Developers, lenders, investors, and even factory owners are beginning to ask a very different set of questions. Not, “How innovative is this company?” but instead, “How reliable are they?” That shift may not sound dramatic, but it will determine who survives the next decade and who becomes another case study in PowerPoint history.

There was a time when simply being “innovative” could attract capital. A compelling vision, a sleek rendering, and a promise to transform housing were often enough to raise tens or even hundreds of millions of dollars. We’ve all seen those stories. Some of them ended well. Many did not.

The result is that investors and developers have become more cautious. They’ve been burned by delays, changing designs, and factories that never reached full production. Now they want proof, not promises. They want factories that can deliver on time, every time. They want predictable pricing. They want partners that will still be in business when the warranty period ends.

This is not a rejection of innovation. It’s a demand for execution.

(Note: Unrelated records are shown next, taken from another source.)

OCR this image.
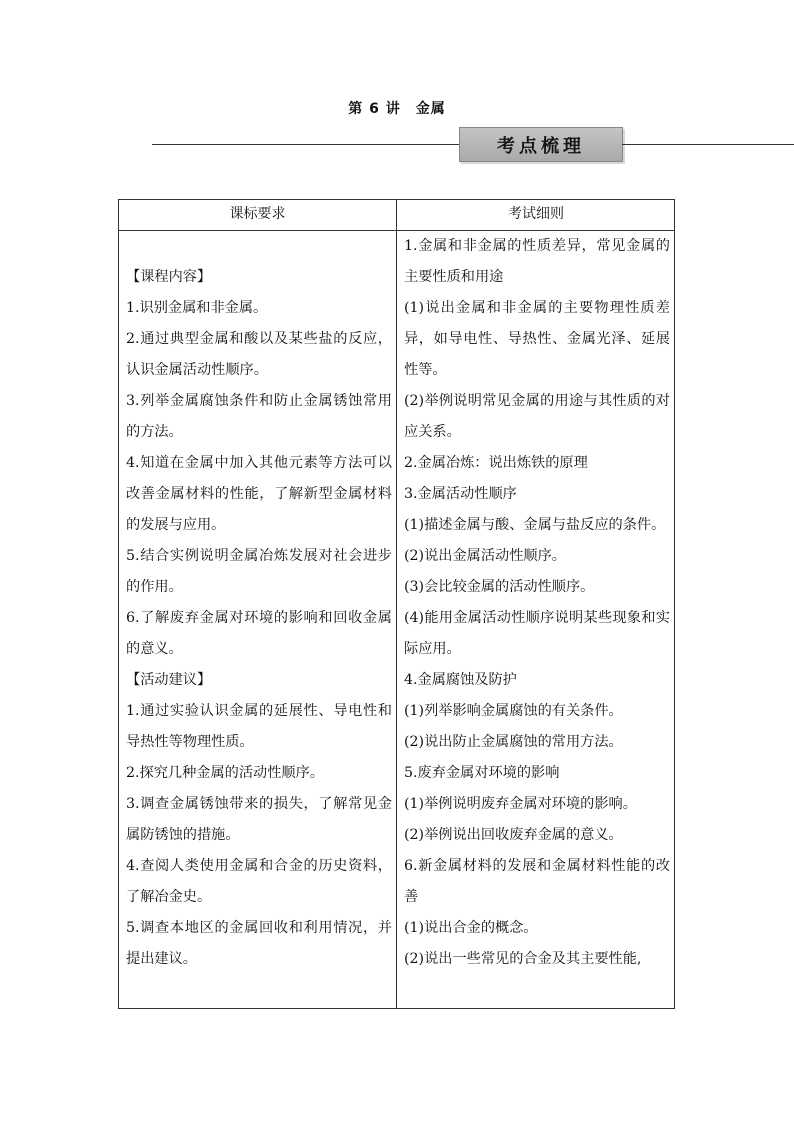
第 6 讲　金属
考点梳理
课标要求	考试细则

【课程内容】

1.识别金属和非金属。

2.通过典型金属和酸以及某些盐的反应，认识金属活动性顺序。

3.列举金属腐蚀条件和防止金属锈蚀常用的方法。

4.知道在金属中加入其他元素等方法可以改善金属材料的性能，了解新型金属材料的发展与应用。

5.结合实例说明金属冶炼发展对社会进步的作用。

6.了解废弃金属对环境的影响和回收金属的意义。

【活动建议】

1.通过实验认识金属的延展性、导电性和导热性等物理性质。

2.探究几种金属的活动性顺序。

3.调查金属锈蚀带来的损失，了解常见金属防锈蚀的措施。

4.查阅人类使用金属和合金的历史资料，了解冶金史。

5.调查本地区的金属回收和利用情况，并提出建议。

1.金属和非金属的性质差异，常见金属的主要性质和用途

(1)说出金属和非金属的主要物理性质差异，如导电性、导热性、金属光泽、延展性等。

(2)举例说明常见金属的用途与其性质的对应关系。

2.金属冶炼：说出炼铁的原理

3.金属活动性顺序

(1)描述金属与酸、金属与盐反应的条件。

(2)说出金属活动性顺序。

(3)会比较金属的活动性顺序。

(4)能用金属活动性顺序说明某些现象和实际应用。

4.金属腐蚀及防护

(1)列举影响金属腐蚀的有关条件。

(2)说出防止金属腐蚀的常用方法。

5.废弃金属对环境的影响

(1)举例说明废弃金属对环境的影响。

(2)举例说出回收废弃金属的意义。

6.新金属材料的发展和金属材料性能的改善

(1)说出合金的概念。

(2)说出一些常见的合金及其主要性能,
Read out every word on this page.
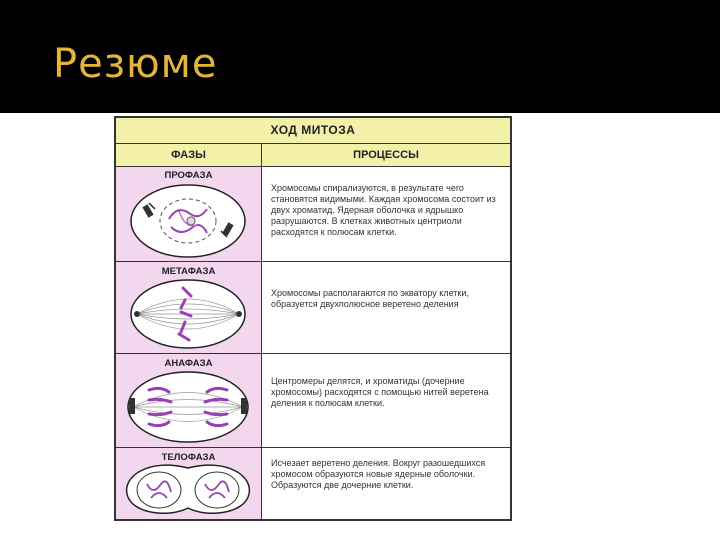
Резюме
ХОД МИТОЗА
ФАЗЫ	ПРОЦЕССЫ
ПРОФАЗА
Хромосомы спирализуются, в результате чего становятся видимыми. Каждая хромосома состоит из двух хроматид. Ядерная оболочка и ядрышко разрушаются. В клетках животных центриоли расходятся к полюсам клетки.
МЕТАФАЗА
Хромосомы располагаются по экватору клетки, образуется двухполюсное веретено деления
АНАФАЗА
Центромеры делятся, и хроматиды (дочерние хромосомы) расходятся с помощью нитей веретена деления к полюсам клетки.
ТЕЛОФАЗА	Исчезает веретено деления. Вокруг разошедшихся хромосом образуются новые ядерные оболочки. Образуются две дочерние клетки.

If you ask developers today what keeps them awake at night, you won’t hear concerns about whether a wall panel was built by a robot or by a skilled worker. What they worry about is whether the panels will arrive when the crane is scheduled. They worry about whether the factory can maintain quality at scale. They worry about whether the production schedule will align with financing deadlines.

Predictability has become the new innovation.

Factories that understand this are investing less in flashy demonstrations and more in process control. They are tracking production metrics. They are refining workflows. They are standardizing designs. They are focusing on throughput, not just technology.

It’s not glamorous, but it works.

The volatility of the housing market has made stability more valuable than ever. Interest rates move. Projects stall. Funding disappears. A factory that relies on a handful of large projects can suddenly find itself with empty production lines.

Developers are now asking, “Who can weather a downturn?” They want partners with diversified pipelines, strong balance sheets, and disciplined management. They want companies that don’t change direction every six months.

In other words, they want boring.

Offsite construction was always supposed to be about repeatability. Yet much of the industry still operates in a project-based mindset. Every project is unique. Every design is customized. Every process is adjusted.

That approach undermines the very benefits offsite construction promises.

The shift now underway is toward product thinking. Platform housing. Standardized components. Repeatable designs. This is not about eliminating creativity. It’s about building systems that allow creativity to exist within a predictable framework.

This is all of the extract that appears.